Sunday, February 24, 2008

Here we are back, tired. It was a good week. I did a bit in my vegetable plot, on the days when it wasn’t frozen solid or waterlogged. I humped two barrow-loads of manure home over the field (and they’re heavy). I sawed some wood. I left feeling confident that I am strong enough to grow a vegetable or two this one more year. This morning, I’m not so sure.

I had been feeling rather jealous of Helen's freedom (Feb 18), now that the beautiful Mavis is nearly finished. My knitting future seems to be mortgaged as far as the eye can see. When Theo’s gansey is done – and that is beginning to seem like something that might one day happen – I must take on the swallow-tail coat, and behind that lies the Princess, stretching out to the horizon.

But in K*rkmichael, I realised last week, freedom indeed has nearly arrived. This is where I am with the Araucania sweater – one more trip north should see it done. What next? I shall have a delicious time thinking about that question over the next few days.


Mel, Helen is right: you must wear kilt hose with your kilt. And nothing shows off a gent’s well-shaped calf (such as I am sure you possess) so well, except perhaps a bishop’s gaiters.

Kate, you’re right: Cardiff is just down the road. Let’s hope it happens!

A week of not-blogging has left my head full of stray sentences and even paragraphs, but with no sense of where to begin. Perhaps I’d better re-group and start again tomorrow. Here are some snowdrops:


  1. Anonymous10:21 AM

    Missed you, Jean. Glad you had a good time despite the weather.

  2. Anonymous1:14 PM

    Your pictures of the North are beautiful. I always think snowdrops promise us wonderful things to follow.
    Ron in Mexico

  3. glad you are back! Hmmm .... what SHOULD you knit next? Or what would be ... fun? (sooo many choices) Actually, I've missed your political updates, too!

    What is your opinion of cotton stuff? I keep thinking I should try something "spring" -- have you knit with it before? I see dishcloths .... and sweaters that stretch! There must be some successes out there!
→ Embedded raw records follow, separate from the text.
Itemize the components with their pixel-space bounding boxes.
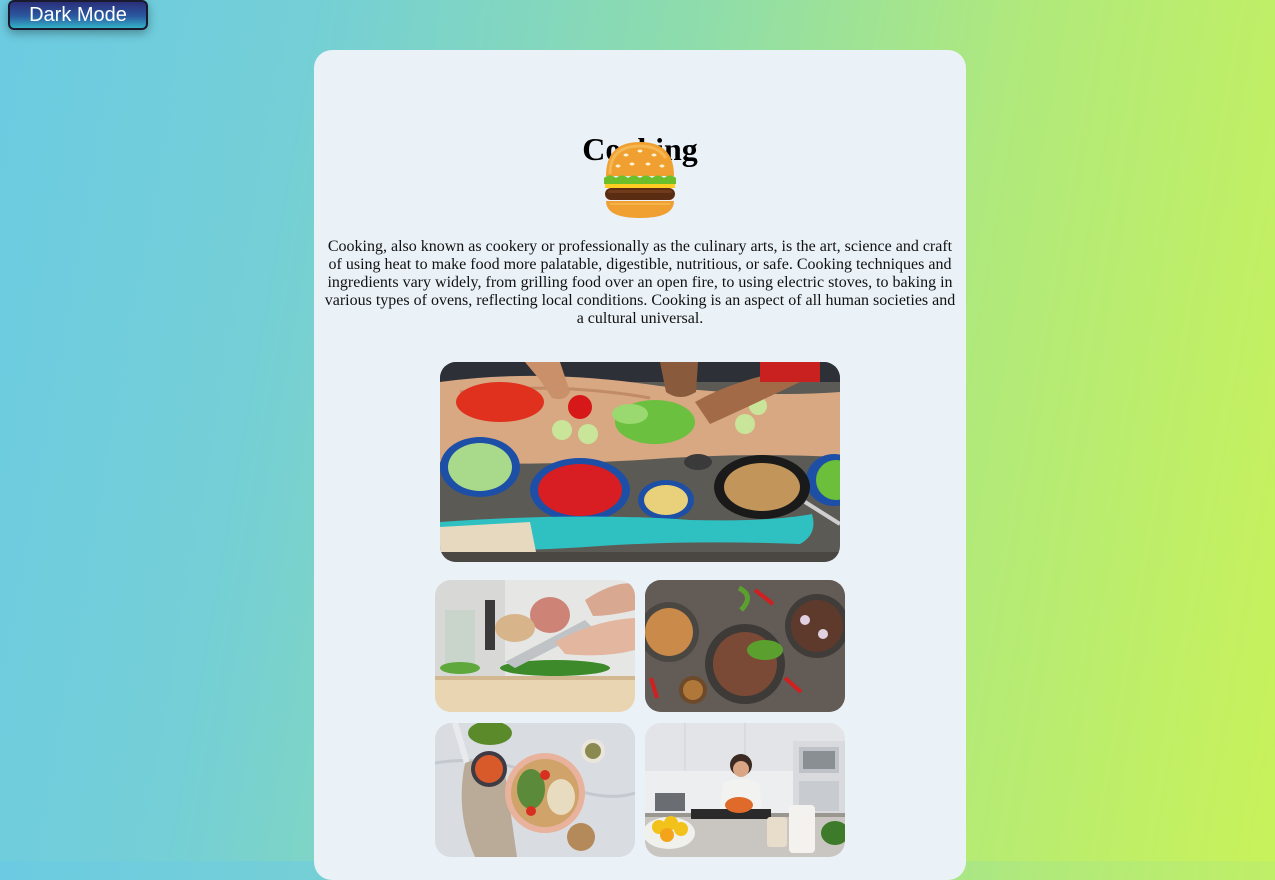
content-card: Cooking Cooking, also known as co bbox=[314, 50, 966, 880]
page-description: Cooking, also known as cookery or profes… bbox=[324, 238, 956, 327]
gallery-photo-bowls bbox=[435, 723, 635, 857]
gallery-photo-kitchen bbox=[645, 723, 845, 857]
gallery-photo-hero bbox=[440, 362, 840, 562]
gallery-photo-chopping bbox=[435, 580, 635, 712]
dark-mode-button[interactable]: Dark Mode bbox=[8, 0, 148, 30]
hamburger-emoji-icon bbox=[602, 140, 678, 220]
gallery-photo-plates bbox=[645, 580, 845, 712]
Maryjo

  4. Interesting to hear that your ground is fit to till in the far North. Here in Essex we're just getting under way with the allotment. I'd be interested in your account of some more of the new scarves.
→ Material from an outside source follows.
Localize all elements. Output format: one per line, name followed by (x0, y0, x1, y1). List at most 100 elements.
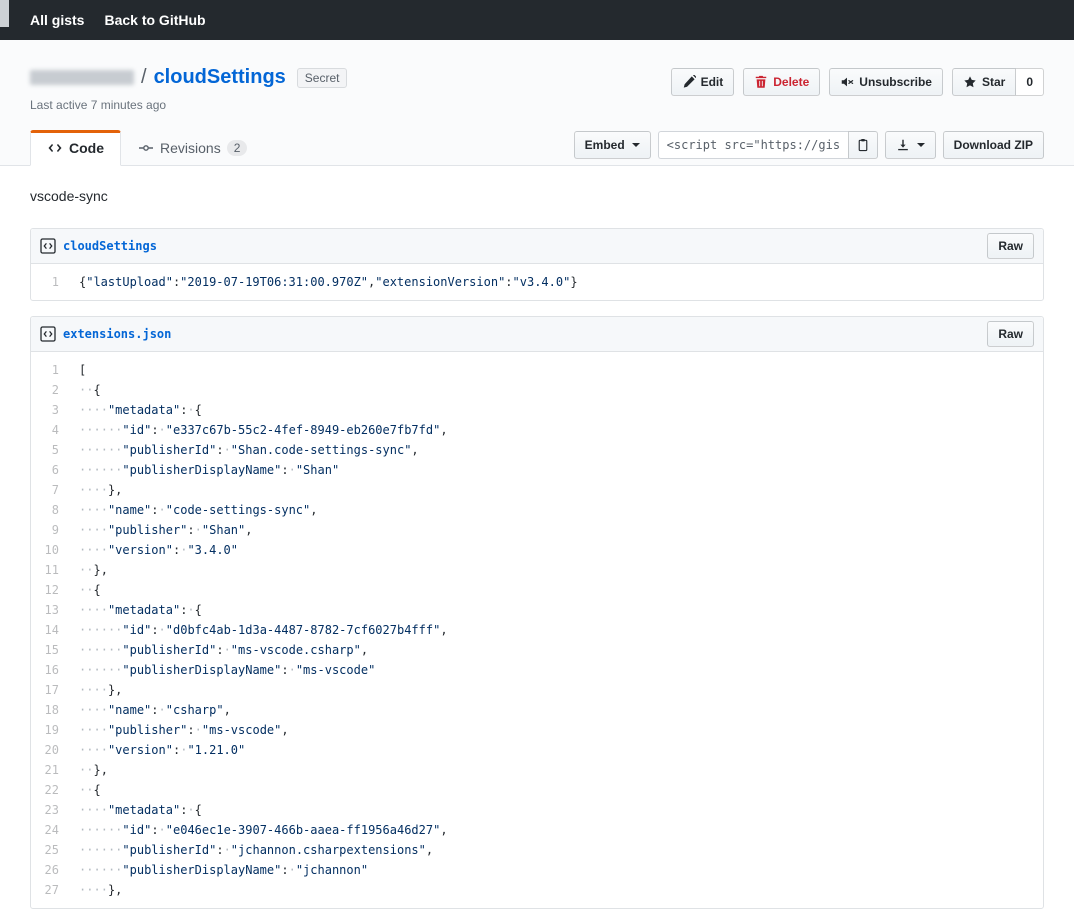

  5. I keep trying to do project monogamy but I just can't commit to it! There's so many things I want to do and now that I don't have a regular 2x2hr stints on public transport every week I just don't get as much done. I think I'm going to have to be a bit more disciplined about evening knitting when my hands are better.
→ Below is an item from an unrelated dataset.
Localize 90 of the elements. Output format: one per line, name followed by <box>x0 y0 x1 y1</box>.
    Of course you can keep managing to live part time at TCOTU. If you're anything like me, it's the journey that's so energy sapping - it takes such organising to figure out what goes with you. The vege garden is fun but the hard labour would probably be another thing. Is it possible to employ someone to break up the soil for you at the beginning of each season? Then you could manage the planting and weed control with some judicious hoeing without feeling like you've been jumped on by a sack of potatoes the next day.

  6. Anonymous12:25 AM

    Okay, I give up. What are "bishop's gaiters"?

    Mel has lovely calves. Kilt hose will do wonderful things for them.

    I can't believe that you can break soil over there in February. We have so much snow on the ground you can't figure out where the soil is.